ARE WE HEADING TOWARDS A REAL ESTATE CRISIS IN THE US?
ARE WE HEADING TOWARDS A REAL ESTATE CRISIS IN THE US?
As the COVID-19 health crisis continues to escalate and hospitalization rates rise ahead of the holiday season, in the United States and many countries around the world, certain sectors are increasingly at risk. What about the housing market? The question arises. Are we heading towards a housing crisis in the United States?
Update on key periods: before and during the health crisis
Before the coronavirus hit the U.S. coast, U.S. housing growth was in the 10% range. When the virus began to spread, the country was hit by nine consecutive weeks of year-over-year declines.

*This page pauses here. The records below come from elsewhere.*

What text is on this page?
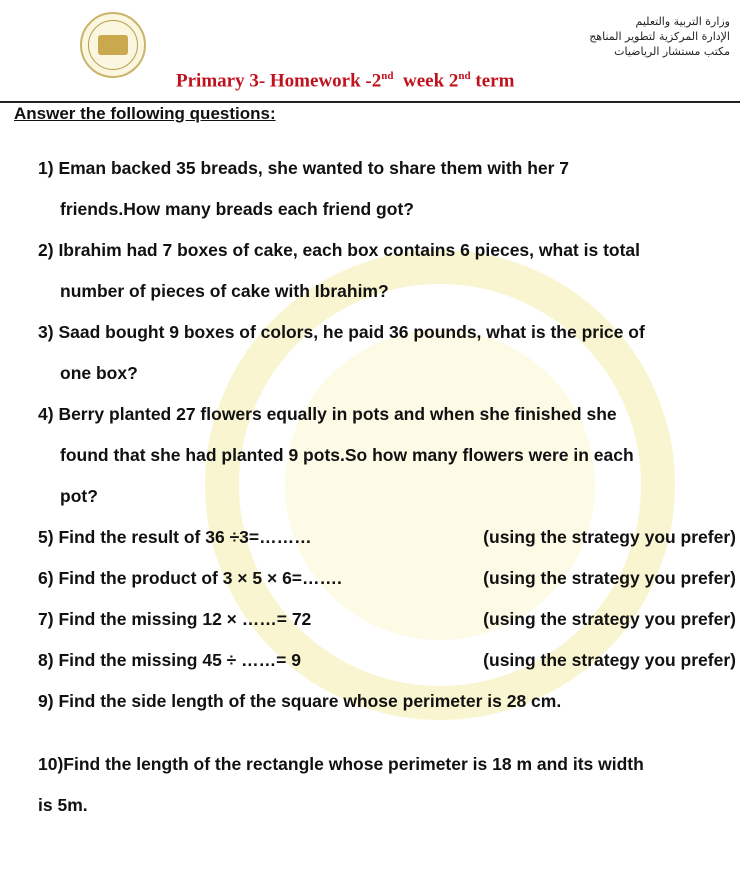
وزارة التربية والتعليم
الإدارة المركزية لتطوير المناهج
مكتب مستشار الرياضيات
Primary 3- Homework -2nd week 2nd term
Answer the following questions:
1) Eman backed 35 breads, she wanted to share them with her 7
friends.How many breads each friend got?
2) Ibrahim had 7 boxes of cake, each box contains 6 pieces, what is total
number of pieces of cake with Ibrahim?
3) Saad bought 9 boxes of colors, he paid 36 pounds, what is the price of
one box?
4) Berry planted 27 flowers equally in pots and when she finished she
found that she had planted 9 pots.So how many flowers were in each
pot?
5) Find the result of 36 ÷3=………	(using the strategy you prefer)
6) Find the product of 3 × 5 × 6=…….	(using the strategy you prefer)
7) Find the missing 12 × ……= 72	(using the strategy you prefer)
8) Find the missing 45 ÷ ……= 9	(using the strategy you prefer)
9) Find the side length of the square whose perimeter is 28 cm.
10)Find the length of the rectangle whose perimeter is 18 m and its width
is 5m.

Fear of the disease, lockdowns, the stock market collapse, and uncertainty all contributed to the U.S. housing market meltdown, often referred to as the "U.S. housing crisis." The pace then slowed for four weeks, only to rebound in the following weeks.
While some predictions doomed the real estate sector to a crash, others spoke of a W-shaped market, i.e., a sector in decline after a period of recovery. Instead, i.e., instead of exhibiting the symptoms of a US real estate crisis, we have observed 25 consecutive weeks of growth (20%) year over year. Much of this growth can be attributed to a form of "catch-up" resulting from the 9 weeks of decline recorded during the summer. Real estate figures for November and December 2020 are expected to show moderate growth, with the increase in coronavirus cases possibly contributing to this moderation.
Compared to the results recorded in 2019, real estate purchase applications increased between 16 and 26% between the beginning of October and mid-November 2020.
Health crisis and real estate crisis in the USA?
The trend resulting from the health situation could lead to a decline in the US real estate market. It is highly likely that two factors will prevent the situation from returning to the one we experienced in March and April 2020.
First, the health crisis isn't new. At least, it isn't anymore. We're learning to react more calmly, without necessarily panicking when coronavirus infection rates rise. Every American citizen is learning to consume goods and services while remaining aware of a virus circulating and killing dozens of people every day. No more stockpiling toilet paper, no more isolation, and no more haunting bad news via the media.
Second, COVID tests are now more widely available. Regardless, treatments appear promising, and there's a strong possibility that an effective vaccine could emerge in the coming months.
For these reasons, even though the anxiety surrounding the coronavirus is omnipresent, the atmosphere has clearly relaxed. It's still important to be cautious and attentive, of course, but vigilance is no longer as strict as it has been in past months.
Given these factors, higher infection rates and the resumption of lockdown and containment protocols could reduce US real estate market growth to single digits compared to last year. We remain confident that growth will occur.
Low mortgage rates and a booming population (26- to 32-year-olds represent the largest segment of the US population) will mitigate any market slowdown due to COVID-19. In 2021, with the much-anticipated emergence of a vaccine and effective treatments, investors and homeowners will regain confidence.
Financial markets seem to agree, indicating that we are not, strictly speaking, heading towards a real estate crisis in the US.
A closer look reveals that even if we hadn't seen a surge in coronavirus cases, the U.S. housing data would likely have been subdued. The shift in numbers related to the health crisis is not normal. A moderation in year-over-year growth could be observed, and home purchase applications could help return to pre-Covid trends.
As with any situation where there is some degree of uncertainty, it's important to consider the theories of real estate experts with caution. A possible economic slowdown shouldn't automatically be a cause for concern, as long as the 10-year return on investment is acceptable. Therefore, it's important to consider things over a longer period before calling it a US real estate crisis.